汗や唾がかかりそうな間近で見ていると、彼らの熱演に圧倒される。が、芸そのものは辛い。寄席の芸と違うのは彼らの師匠というのがいるわけでなく、テレビ芸を見よう見まねでやっていること、プロデューサーがいないこと。この二つがないというのは彼らの芸を進展させるうえでかなり厳しいのではないだろうか。
自分たちの持ちネタを演じるときはまだいいのだが、幕間で行われるテレビの真似のようなやりとりはいただけない。
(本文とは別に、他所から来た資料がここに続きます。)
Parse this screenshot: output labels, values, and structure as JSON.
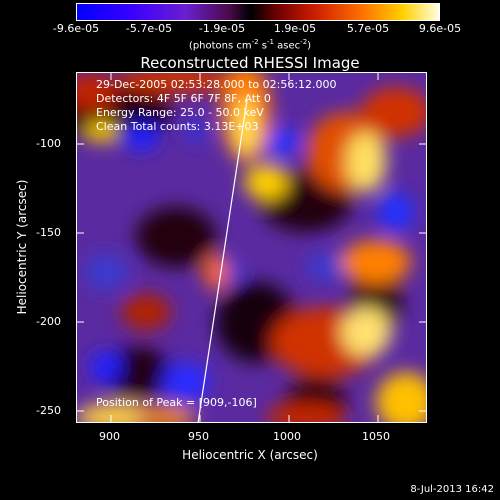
{
  "colorbar": {
    "ticks": [
      "-9.6e-05",
      "-5.7e-05",
      "-1.9e-05",
      "1.9e-05",
      "5.7e-05",
      "9.6e-05"
    ],
    "units_text": "(photons cm",
    "units_exp1": "-2",
    "units_mid": " s",
    "units_exp2": "-1",
    "units_end": " asec",
    "units_exp3": "-2",
    "units_close": ")"
  },
  "title": "Reconstructed RHESSI Image",
  "info": {
    "time_range": "29-Dec-2005 02:53:28.000 to 02:56:12.000",
    "detectors": "Detectors: 4F 5F 6F 7F 8F, Att 0",
    "energy": "Energy Range: 25.0 - 50.0 keV",
    "clean": "Clean     Total counts: 3.13E+03",
    "peak": "Position of Peak = [909,-106]"
  },
  "axes": {
    "xlabel": "Heliocentric X (arcsec)",
    "ylabel": "Heliocentric Y (arcsec)",
    "xticks": [
      "900",
      "950",
      "1000",
      "1050"
    ],
    "yticks": [
      "-100",
      "-150",
      "-200",
      "-250"
    ]
  },
  "footer": "8-Jul-2013 16:42"
}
レッドカーペット、アメトーク、ガキの使いなどテレビでおなじみのトークを真似した幕間トーク。あたかも彼らが世間で知られた芸人かのように振る舞う。自分たちを芸人と呼んでいるから一端の芸人と自認しているのだろうが、見ているこちら側が恥ずかしくなってくる。
客席が白けるというようなことを最初から気にしていないから、トークはだらだらと続く。他者性のない笑いというのはきつい。
月に1度か2度開かれるここでの公演は彼らの数少ない発表の場だ。ここで修業を積んで、ナベプロやホリプロが主催するお笑いライブに出場して、そこの所属芸人になることが目標らしい。その日を夢見て、小劇場で奮闘する彼らたち。開演前にひとりの芸人にインタビューすると、普段はうどん屋でアルバイトして頑張っているという答えが返って来た。将来の見通しはと意地悪く聞くと、「どうなるんでしょうかねえ」と他人事のような答え。おそらく照れての発言だろう。そのあと懸命にセリフを練習する姿が心に残った。
年の頃は20代前半の若者たち。飛んだり跳ねたり大声を出したり、若さがなければできない「芸」だ。必死の形相で客席奥の一点をみつめて奮闘する彼らを見ていて、私はつい親の心情に思いを馳せ胸がイタくなった。